Easter Island is thought to serve as a model of the whole planet. This microcosm of people was separated from the rest of the world allowing for overpopulation, which eventually depleted the limited resources of forests and fish. Unequipped with technology to leave the island, or the knowledge to reforest the island, this eventually led to a crash in the population.
4. What are some of the methods that are used to measure rising temperatures related to global climate change?
Satellites are being used to measure the temperature of the ocean, as these temperatures are not subject to seasonal and diurnal fluctuations. The area covered by sea ice in the Arctic, the Greenland ice sheet, and glaciers are being measured and their rate of shrinkage is another indicator of climate change.
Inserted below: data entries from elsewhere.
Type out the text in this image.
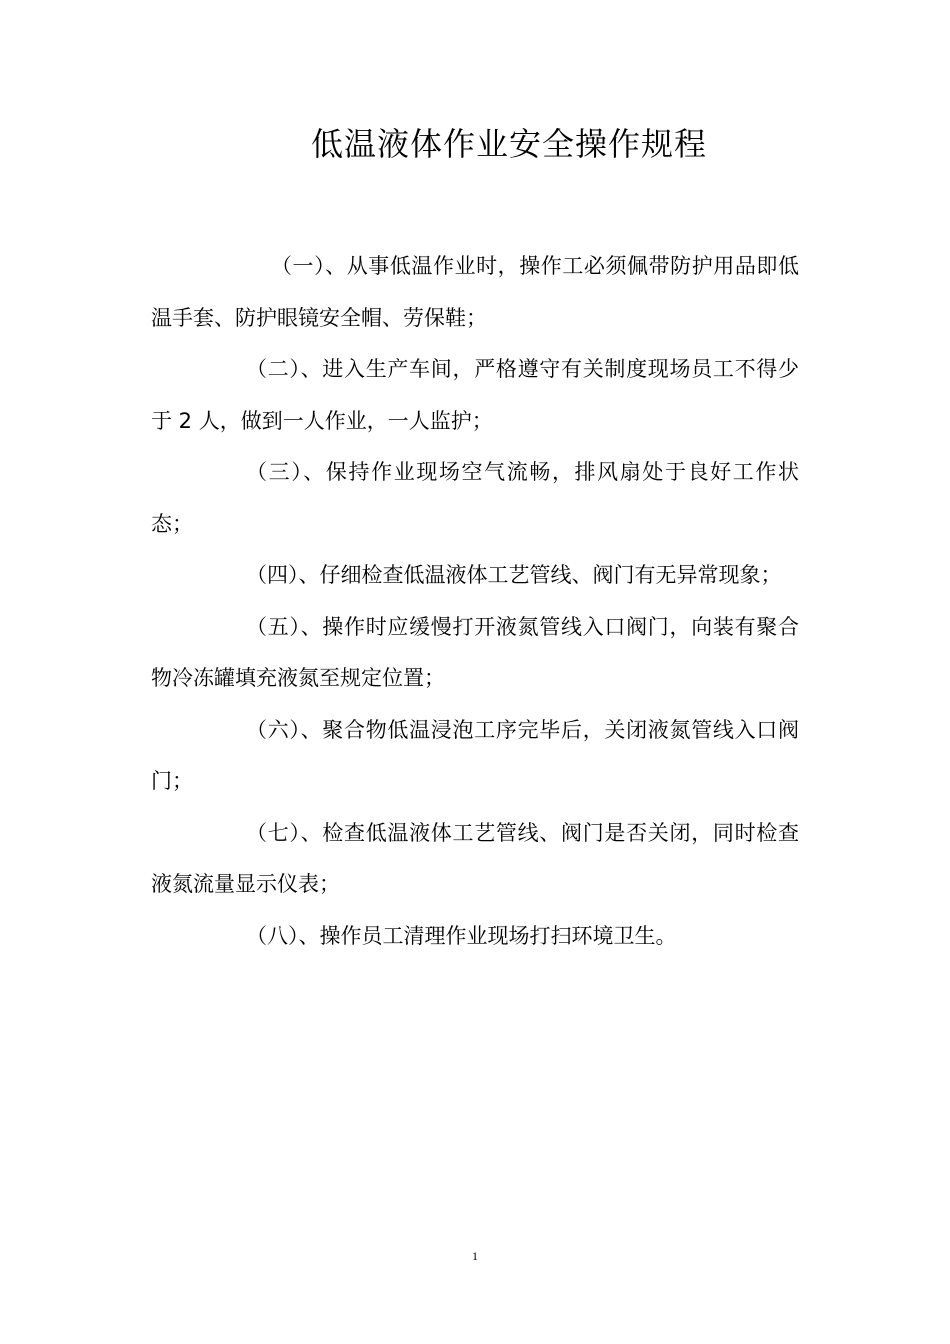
低温液体作业安全操作规程

（一）、从事低温作业时，操作工必须佩带防护用品即低温手套、防护眼镜安全帽、劳保鞋；

（二）、进入生产车间，严格遵守有关制度现场员工不得少于 2 人，做到一人作业，一人监护；

（三）、保持作业现场空气流畅，排风扇处于良好工作状态；

（四）、仔细检查低温液体工艺管线、阀门有无异常现象；

（五）、操作时应缓慢打开液氮管线入口阀门，向装有聚合物冷冻罐填充液氮至规定位置；

（六）、聚合物低温浸泡工序完毕后，关闭液氮管线入口阀门；

（七）、检查低温液体工艺管线、阀门是否关闭，同时检查液氮流量显示仪表；

（八）、操作员工清理作业现场打扫环境卫生。

1
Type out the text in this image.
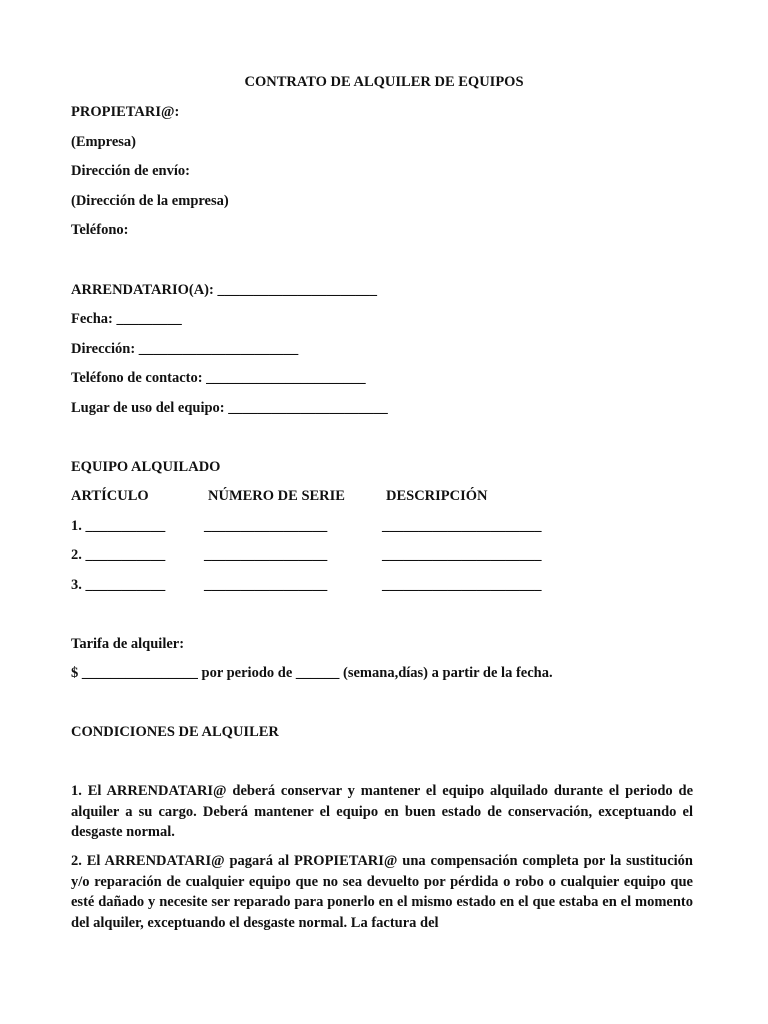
CONTRATO DE ALQUILER DE EQUIPOS
PROPIETARI@:
(Empresa)
Dirección de envío:
(Dirección de la empresa)
Teléfono:
ARRENDATARIO(A): ______________________
Fecha: _________
Dirección: ______________________
Teléfono de contacto: ______________________
Lugar de uso del equipo: ______________________
EQUIPO ALQUILADO
ARTÍCULO	NÚMERO DE SERIE	DESCRIPCIÓN
1. ___________	_________________	______________________
2. ___________	_________________	______________________
3. ___________	_________________	______________________
Tarifa de alquiler:
$ ________________ por periodo de ______ (semana,días) a partir de la fecha.
CONDICIONES DE ALQUILER
1. El ARRENDATARI@ deberá conservar y mantener el equipo alquilado durante el periodo de alquiler a su cargo. Deberá mantener el equipo en buen estado de conservación, exceptuando el desgaste normal.
2. El ARRENDATARI@ pagará al PROPIETARI@ una compensación completa por la sustitución y/o reparación de cualquier equipo que no sea devuelto por pérdida o robo o cualquier equipo que esté dañado y necesite ser reparado para ponerlo en el mismo estado en el que estaba en el momento del alquiler, exceptuando el desgaste normal. La factura del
The melting of permafrost is another indicator that tracks the rise of temperatures.
5. How do we move towards a sustainable world where environmental changes are in accord with sound ecological principles?
Any such move requires a significant and deliberate shift towards a new attitude. Four principles are essential to that new attitude: 1) We need to recognize that humans are a part of nature—to destroy natures is to destroy ourselves; 2) We need to account for environmental costs in all our economic activities; 3) We need to understand that all humans deserve to achieve acceptable living standards; 4) We need to be aware that even small local impacts can have global consequences.